Karin Wolff: Darmstadt hat die Nase vorn

Zukunftsinvestitionen in Darmstadt mit Hilfe des Landes Hessen

"Darmstadt ist die bisher einzige Großstadt Hessens, die die Mittel aus dem Kommunalen Investitionsprogramm Hessens (KIP) vollständig abgerufen hat", so das Lob der CDU-Landtagsabgeordneten Karin Wolff für den Magistrat und Kämmerer Schellenberg.

Darmstadt/Wiesbaden -

Das KIP ist ein groß angelegtes Investitionsprogramm, in das Mittel des Bundes, des Landes und der Kommunen einfließen. Darmstadt profitiert von den Landesmitteln und muss einen Eigenanteil von 20% beisteuern. Zusammen fließen 16.4 Mio € in Darmstädter Projekte. Das Land lässt den Kommunen freie Wahl in den Bereichen

Bildungsinfrastruktur, Mobilität und kommunale Infrastruktur. Die Maßnahmen müssen bis 2020 abgeschlossen sein.

 

In Darmstadt gewinnt allen voran die Justus-Liebig-Schule: für die Gesamtsanierung sind 9,9 Mio € veranschlagt. "Hier wird zugunsten der Schulen das hoch wirksame Investitions-Sonderprogramm aus den Jahren 2009/2010 fortgesetzt und kann das Darmstädter Schulbausanierungsprogramm wirksam unterstützen", so Karin Wolff.

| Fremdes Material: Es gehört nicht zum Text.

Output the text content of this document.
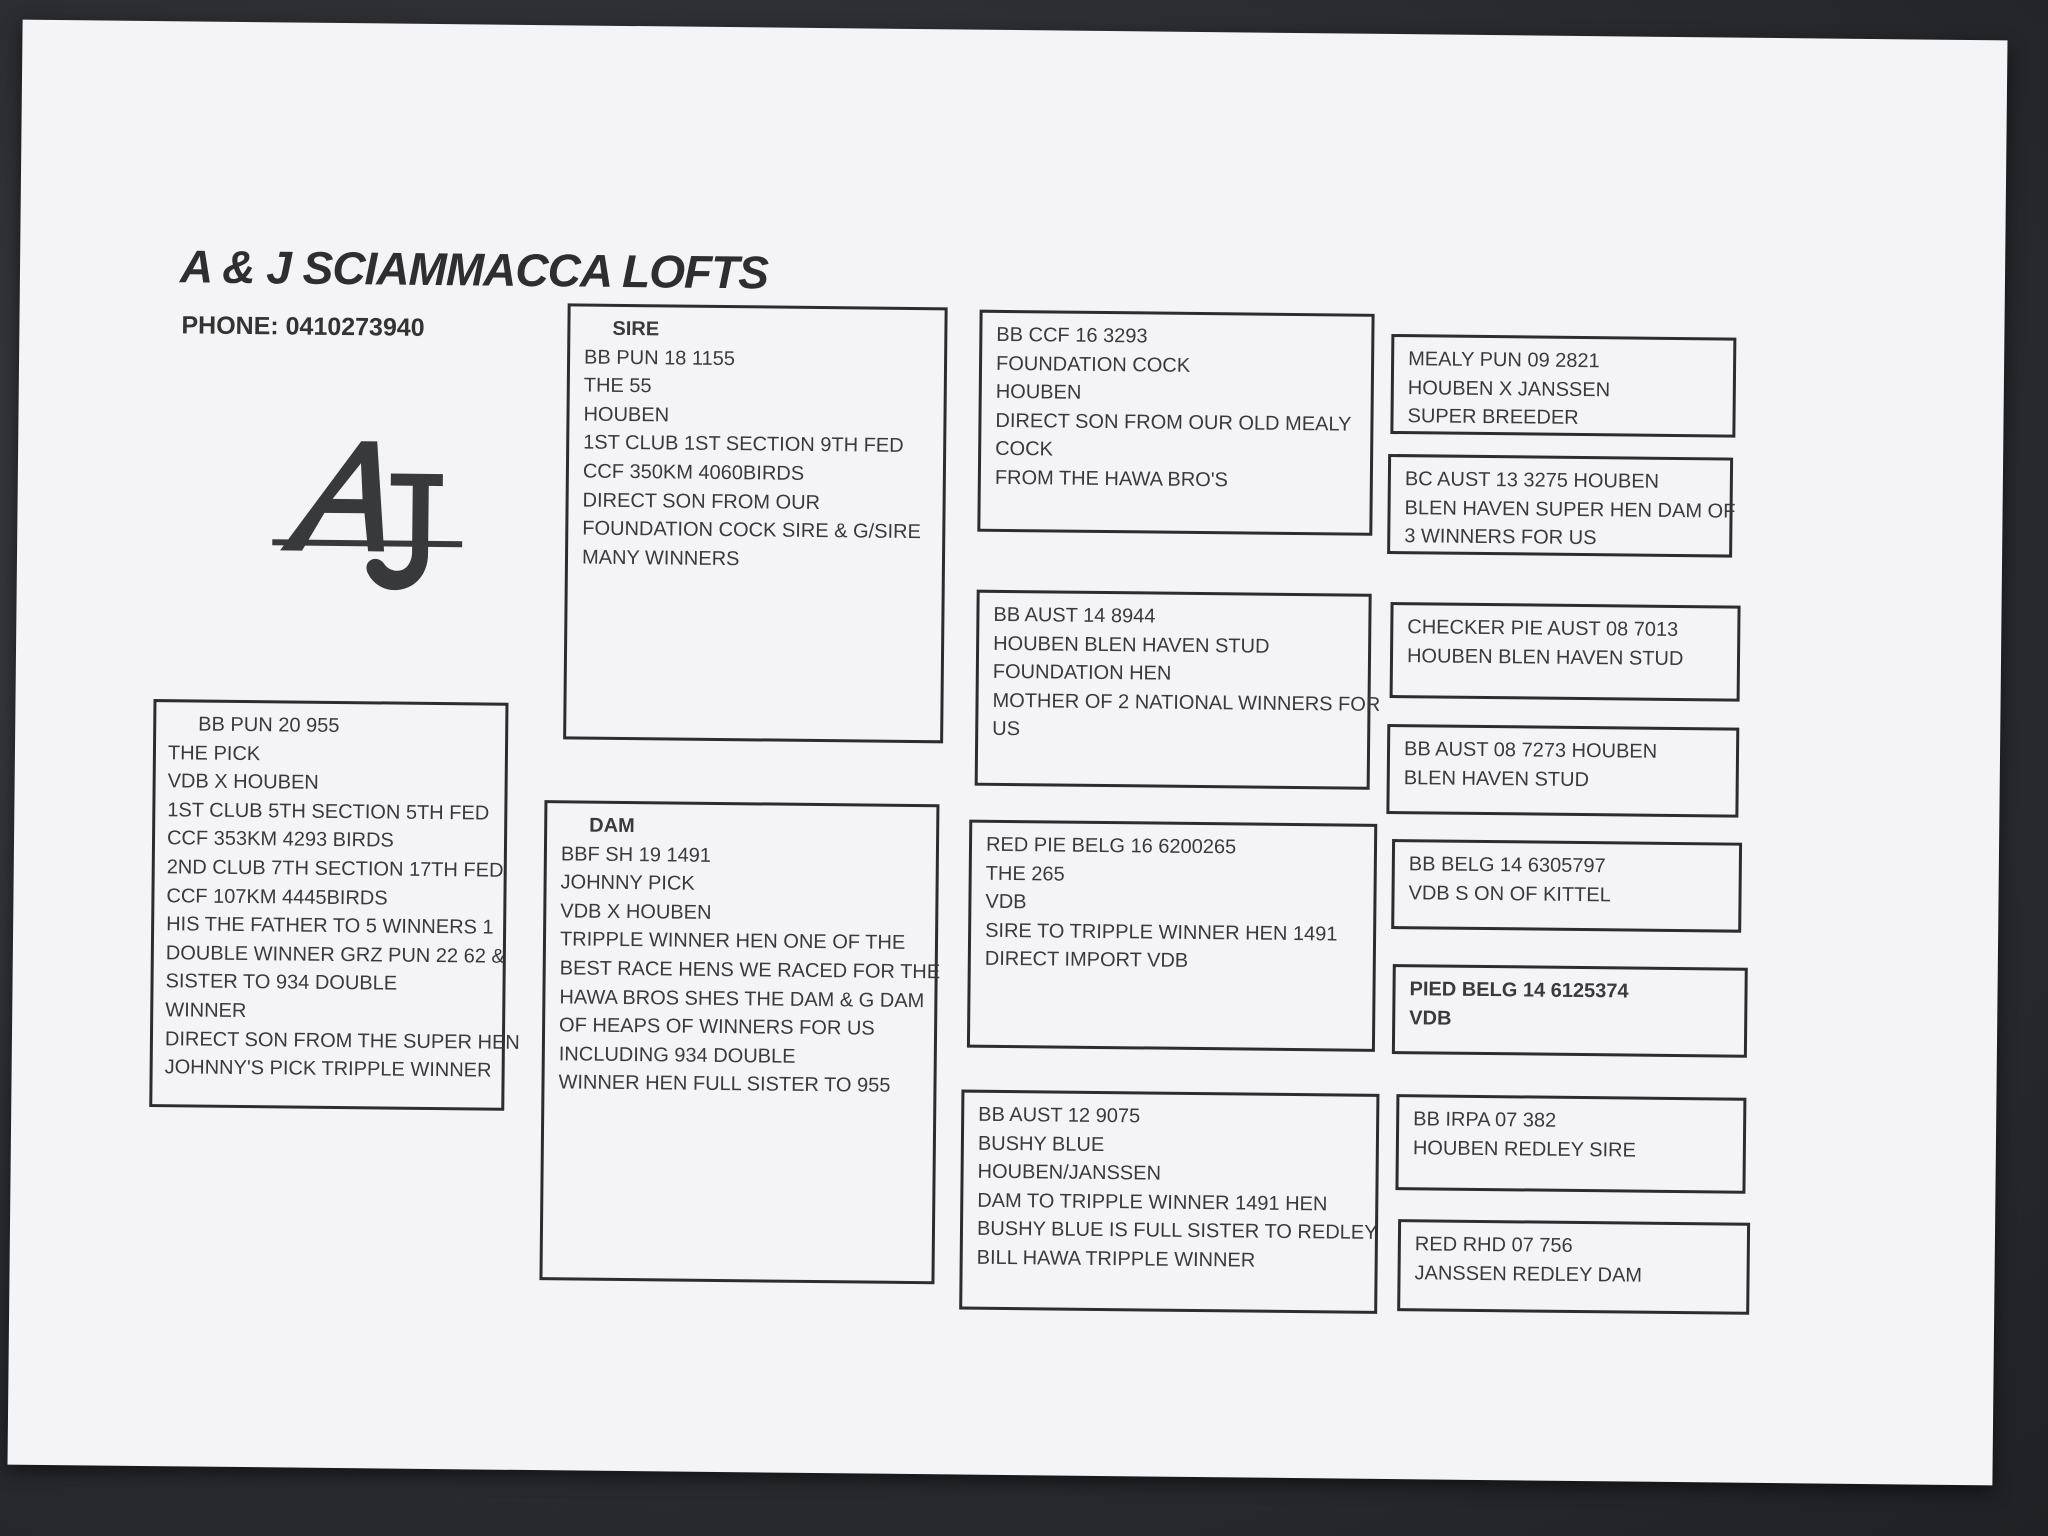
A & J SCIAMMACCA LOFTS
PHONE: 0410273940
BB PUN 20 955
THE PICK
VDB X HOUBEN
1ST CLUB 5TH SECTION 5TH FED
CCF 353KM 4293 BIRDS
2ND CLUB 7TH SECTION 17TH FED
CCF 107KM 4445BIRDS
HIS THE FATHER TO 5 WINNERS 1
DOUBLE WINNER GRZ PUN 22 62 &
SISTER TO 934 DOUBLE
WINNER
DIRECT SON FROM THE SUPER HEN
JOHNNY'S PICK TRIPPLE WINNER
SIRE
BB PUN 18 1155
THE 55
HOUBEN
1ST CLUB 1ST SECTION 9TH FED
CCF 350KM 4060BIRDS
DIRECT SON FROM OUR
FOUNDATION COCK SIRE & G/SIRE
MANY WINNERS
DAM
BBF SH 19 1491
JOHNNY PICK
VDB X HOUBEN
TRIPPLE WINNER HEN ONE OF THE
BEST RACE HENS WE RACED FOR THE
HAWA BROS SHES THE DAM & G DAM
OF HEAPS OF WINNERS FOR US
INCLUDING 934 DOUBLE
WINNER HEN FULL SISTER TO 955
BB CCF 16 3293
FOUNDATION COCK
HOUBEN
DIRECT SON FROM OUR OLD MEALY
COCK
FROM THE HAWA BRO'S
BB AUST 14 8944
HOUBEN BLEN HAVEN STUD
FOUNDATION HEN
MOTHER OF 2 NATIONAL WINNERS FOR
US
RED PIE BELG 16 6200265
THE 265
VDB
SIRE TO TRIPPLE WINNER HEN 1491
DIRECT IMPORT VDB
BB AUST 12 9075
BUSHY BLUE
HOUBEN/JANSSEN
DAM TO TRIPPLE WINNER 1491 HEN
BUSHY BLUE IS FULL SISTER TO REDLEY
BILL HAWA TRIPPLE WINNER
MEALY PUN 09 2821
HOUBEN X JANSSEN
SUPER BREEDER
BC AUST 13 3275 HOUBEN
BLEN HAVEN SUPER HEN DAM OF
3 WINNERS FOR US
CHECKER PIE AUST 08 7013
HOUBEN BLEN HAVEN STUD
BB AUST 08 7273 HOUBEN
BLEN HAVEN STUD
BB BELG 14 6305797
VDB S ON OF KITTEL
PIED BELG 14 6125374
VDB
BB IRPA 07 382
HOUBEN REDLEY SIRE
RED RHD 07 756
JANSSEN REDLEY DAM
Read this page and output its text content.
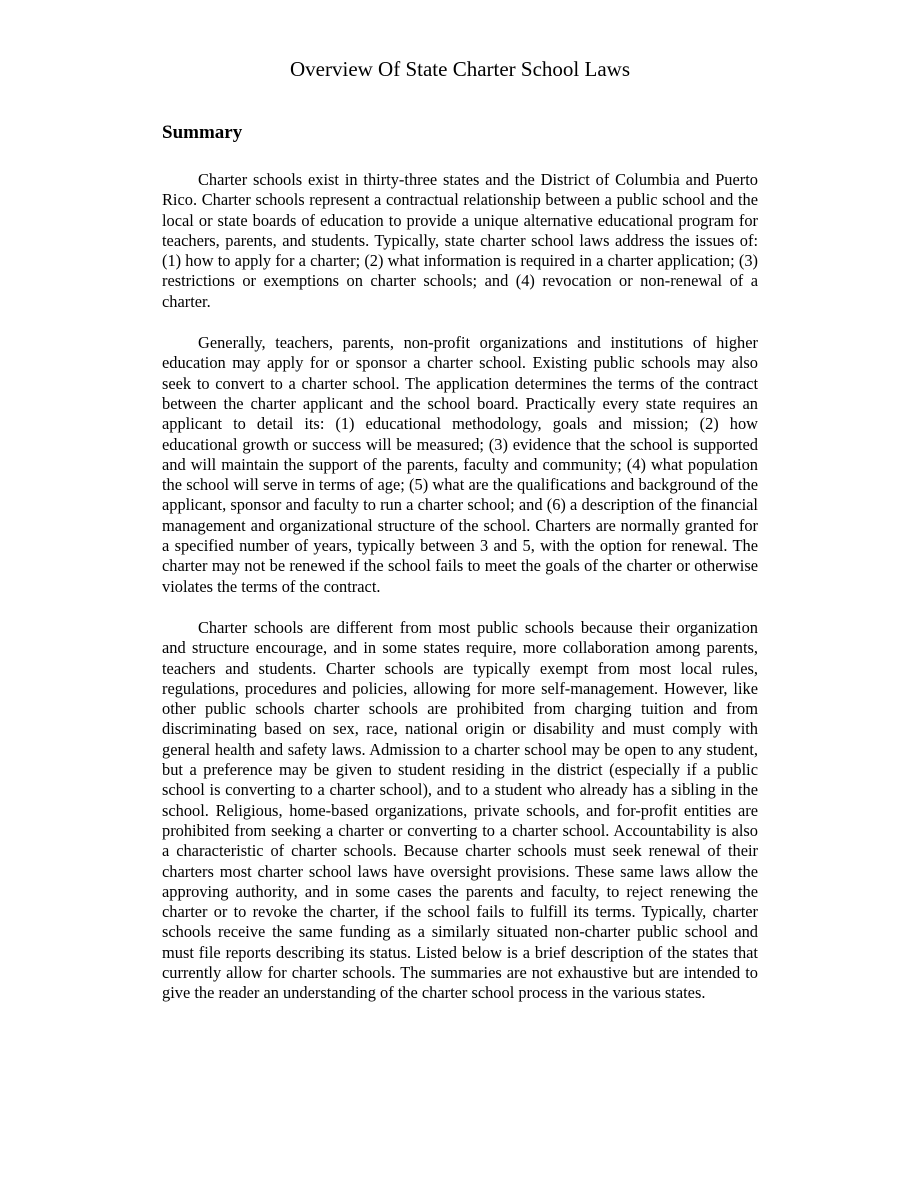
Overview Of State Charter School Laws
Summary

Charter schools exist in thirty-three states and the District of Columbia and Puerto Rico. Charter schools represent a contractual relationship between a public school and the local or state boards of education to provide a unique alternative educational program for teachers, parents, and students. Typically, state charter school laws address the issues of: (1) how to apply for a charter; (2) what information is required in a charter application; (3) restrictions or exemptions on charter schools; and (4) revocation or non-renewal of a charter.

Generally, teachers, parents, non-profit organizations and institutions of higher education may apply for or sponsor a charter school. Existing public schools may also seek to convert to a charter school. The application determines the terms of the contract between the charter applicant and the school board. Practically every state requires an applicant to detail its: (1) educational methodology, goals and mission; (2) how educational growth or success will be measured; (3) evidence that the school is supported and will maintain the support of the parents, faculty and community; (4) what population the school will serve in terms of age; (5) what are the qualifications and background of the applicant, sponsor and faculty to run a charter school; and (6) a description of the financial management and organizational structure of the school. Charters are normally granted for a specified number of years, typically between 3 and 5, with the option for renewal. The charter may not be renewed if the school fails to meet the goals of the charter or otherwise violates the terms of the contract.

Charter schools are different from most public schools because their organization and structure encourage, and in some states require, more collaboration among parents, teachers and students. Charter schools are typically exempt from most local rules, regulations, procedures and policies, allowing for more self-management. However, like other public schools charter schools are prohibited from charging tuition and from discriminating based on sex, race, national origin or disability and must comply with general health and safety laws. Admission to a charter school may be open to any student, but a preference may be given to student residing in the district (especially if a public school is converting to a charter school), and to a student who already has a sibling in the school. Religious, home-based organizations, private schools, and for-profit entities are prohibited from seeking a charter or converting to a charter school. Accountability is also a characteristic of charter schools. Because charter schools must seek renewal of their charters most charter school laws have oversight provisions. These same laws allow the approving authority, and in some cases the parents and faculty, to reject renewing the charter or to revoke the charter, if the school fails to fulfill its terms. Typically, charter schools receive the same funding as a similarly situated non-charter public school and must file reports describing its status. Listed below is a brief description of the states that currently allow for charter schools. The summaries are not exhaustive but are intended to give the reader an understanding of the charter school process in the various states.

Bei der Mobilität fällt die Stützmauer an der Dieburger Straße ins Auge. Daneben gibt es eine Reihe von kleineren Sanierungsmaßnahmen und barrierefreien Ausbau von Knotenpunkten sowie den Radwegausbau in Richtung Roßdorf.

Unter die kommunalen Investitionsmaßnahmen werden 2.1 Mio € für die Instandsetzung von Gebäuden fallen, 1.25 Mio € werden für die Gesamtsanierung des Hauses Glückert auf der Mathildenhöhe verwendet.

"Alles in allem bekommt Darmstadt mit seinem ehrgeizigen Investitionsprogramm einen ordentlichen Schub von gut 13 Mio Landesmitteln, der einiges früher möglich macht als aus eigener Kraft", so Karin Wolff abschließend.